A time to plant and a time to uproot what is planted. A time to kill and a time to heal, a time to tear down and a time to build up.
I told him there was a delightful new woman in my life; he prays for reconciliation—at times-hungers for the arms of a woman.A time to weep, and a time to laugh; a time to mourn and a time to dance.
Blink and you miss God’s gifts, streaking into your life in a blaze. The workday week brightens as a customer becomes friend also; heart to heart while on the clock. The five a.m. text-the baby’s born via C, and there he is on your cell phone screen.
A time to throw stones, and a time to gather stones;
At a baby shower on Saturday, I asked the dad when the baby was due; he said he wasn’t sure; they’d just changed the date. I’m guessing the mom knows.
Boy leaves the house for college, girl leaves college for the mission field, stones cast, arrows loosed.
a time to embrace and a time to shun embracing.
Dismal stories of broken marriages, I hear them too often-he is bored, he found someone else; they don’t talk, he doesn’t listen.
Lovers, misunderstood, trembling and fearful, come together and fulfill the promise; “How blessed is he whose transgression is forgiven, Whose sin is covered.”
“The conclusion, when all has been heard is; fear God and keep his commandments. For God will bring every act to judgement, everything which is hidden whether it is good or evil. "
Sunday, September 05, 2010
Neighborhood Beautification
He should have been wearing a trench coat. The knock on the door always jars me. Opening it to see my neighbor I expect the normal request to borrow money. Nope. “Do you do a lot of shopping,” he asks. In response to my confused look he counters, “I have this friend that will sell you forty dollars worth of food stamps for twenty dollars. All the neighbors are partaking.”
Cindy is in good shape for fifty-seven. She waitresses at Carrows. Her garden inspired the planting of my rose bush. She waters her garden in bikini, but sometimes in silk dress; depending on if she wants to dress up. Currently she sleeps in her backyard (her bedroom is being redone.)
Wednesday I came home to find Cindy digging a trench in front of our houses. “You missed it,” she says. “The clouds opened up and poured rain. It was raining and hailing. I’ve never seen hail like that here! Another minute and it would have been running into our houses.” I asked, “How long you lived here?” “Since 1974.” So when she says she’s never seen hail fall like it did in this flood it carries some weight.
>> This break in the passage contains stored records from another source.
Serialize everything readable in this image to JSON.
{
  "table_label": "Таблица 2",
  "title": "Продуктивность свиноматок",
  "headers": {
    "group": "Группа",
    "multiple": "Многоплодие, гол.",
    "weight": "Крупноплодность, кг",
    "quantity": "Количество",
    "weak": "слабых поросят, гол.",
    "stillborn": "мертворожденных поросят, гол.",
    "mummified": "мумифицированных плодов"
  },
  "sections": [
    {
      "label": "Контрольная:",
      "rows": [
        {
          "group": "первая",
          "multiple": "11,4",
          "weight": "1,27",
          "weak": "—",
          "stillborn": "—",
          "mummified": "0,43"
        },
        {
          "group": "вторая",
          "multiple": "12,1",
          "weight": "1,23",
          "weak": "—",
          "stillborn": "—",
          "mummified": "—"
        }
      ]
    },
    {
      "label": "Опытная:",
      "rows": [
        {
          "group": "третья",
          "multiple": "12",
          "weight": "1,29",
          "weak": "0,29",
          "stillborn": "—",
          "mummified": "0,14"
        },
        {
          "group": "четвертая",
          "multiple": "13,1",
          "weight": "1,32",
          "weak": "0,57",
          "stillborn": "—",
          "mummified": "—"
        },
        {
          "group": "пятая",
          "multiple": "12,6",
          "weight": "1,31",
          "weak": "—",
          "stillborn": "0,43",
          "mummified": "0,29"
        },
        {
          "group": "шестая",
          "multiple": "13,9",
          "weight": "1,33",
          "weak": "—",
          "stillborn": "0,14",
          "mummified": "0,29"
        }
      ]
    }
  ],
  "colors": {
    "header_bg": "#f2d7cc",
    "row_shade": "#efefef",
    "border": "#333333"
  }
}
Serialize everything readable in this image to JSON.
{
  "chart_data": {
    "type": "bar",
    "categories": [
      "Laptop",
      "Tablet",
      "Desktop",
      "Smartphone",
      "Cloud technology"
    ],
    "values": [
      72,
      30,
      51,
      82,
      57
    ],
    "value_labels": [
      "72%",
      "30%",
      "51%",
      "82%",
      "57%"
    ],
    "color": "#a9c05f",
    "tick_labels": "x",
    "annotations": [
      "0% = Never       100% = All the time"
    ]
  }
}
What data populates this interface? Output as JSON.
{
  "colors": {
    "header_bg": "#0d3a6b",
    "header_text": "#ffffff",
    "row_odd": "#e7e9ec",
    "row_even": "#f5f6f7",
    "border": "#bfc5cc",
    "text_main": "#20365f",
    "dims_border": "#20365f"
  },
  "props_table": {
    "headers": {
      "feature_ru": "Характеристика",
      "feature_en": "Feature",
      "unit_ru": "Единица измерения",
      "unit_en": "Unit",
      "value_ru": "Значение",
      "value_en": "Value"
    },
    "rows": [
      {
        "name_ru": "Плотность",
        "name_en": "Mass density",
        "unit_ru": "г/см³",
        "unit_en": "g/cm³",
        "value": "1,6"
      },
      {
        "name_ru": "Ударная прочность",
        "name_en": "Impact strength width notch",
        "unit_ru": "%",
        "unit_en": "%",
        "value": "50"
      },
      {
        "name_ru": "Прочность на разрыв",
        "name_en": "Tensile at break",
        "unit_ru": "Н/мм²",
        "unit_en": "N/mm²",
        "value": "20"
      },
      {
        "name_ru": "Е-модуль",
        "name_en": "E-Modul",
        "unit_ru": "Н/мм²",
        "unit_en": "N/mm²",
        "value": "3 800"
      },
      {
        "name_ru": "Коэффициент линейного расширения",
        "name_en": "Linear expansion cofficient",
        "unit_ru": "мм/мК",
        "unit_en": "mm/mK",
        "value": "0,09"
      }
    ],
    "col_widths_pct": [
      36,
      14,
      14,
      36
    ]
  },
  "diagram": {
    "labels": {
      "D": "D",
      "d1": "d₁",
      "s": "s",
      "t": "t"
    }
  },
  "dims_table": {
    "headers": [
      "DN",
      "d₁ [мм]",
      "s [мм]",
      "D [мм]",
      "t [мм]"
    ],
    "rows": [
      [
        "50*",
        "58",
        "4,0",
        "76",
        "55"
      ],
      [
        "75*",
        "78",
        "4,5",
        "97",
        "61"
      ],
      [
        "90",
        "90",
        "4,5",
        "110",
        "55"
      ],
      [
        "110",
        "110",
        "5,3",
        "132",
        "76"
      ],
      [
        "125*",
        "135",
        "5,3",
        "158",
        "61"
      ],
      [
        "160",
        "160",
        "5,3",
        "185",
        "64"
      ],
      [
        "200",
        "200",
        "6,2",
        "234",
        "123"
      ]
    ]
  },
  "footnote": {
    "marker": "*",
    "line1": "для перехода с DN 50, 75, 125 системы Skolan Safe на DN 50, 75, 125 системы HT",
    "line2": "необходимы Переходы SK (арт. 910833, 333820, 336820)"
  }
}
So we spend the last hours of daylight digging a trench in-case the floods returned.
Sunsets are awesome in the high desert. I step outside to catch the colors in the sky and find ‘Junior,’ the two-year old playing in front of my house, no parents in sight. “Hey dude isn’t that an awesome sunset,” I ask, pointing to the sky. Junior isn’t very articulate. I go on to spend a small chunk of time with the kid chattering on about rocks and colors in the sky. Junior now runs to greet me every time he’s outside.
Junior is a child at risk. His mom is a teenager. He’s being raised by grandma and grandpa-who are maybe forty-years old. All live next door. All four have different colored skin. I gave grandpa James a drive to work and heard more of the story. Grandma had an affair and broke up with James. Subsequently she went to jail, was released, went back to James. The teenager is hers—but I’m not sure she’s his.
Cookie came to my door one night begging me to call 911. We wave to each other now and talk about roses. Since I’ve planted my Ingrid Bergman she has decided to begin planting flowers again.
The coffee-cup saying is to ‘Bloom Where You’re Planted.’ Christ’s words are more sobering, “Truly, truly, I say to you, unless a grain of wheat falls into the earth and dies, it remains alone; but if it dies, it bears much fruit.” Time to open that front door and connect with our neighbors. God will supply the means; a call to 911, digging a ditch or raising a rose bush. It’s up to us to reach out and connect beyond that. Then to enjoy the resultant bright blooms our neighborhoods.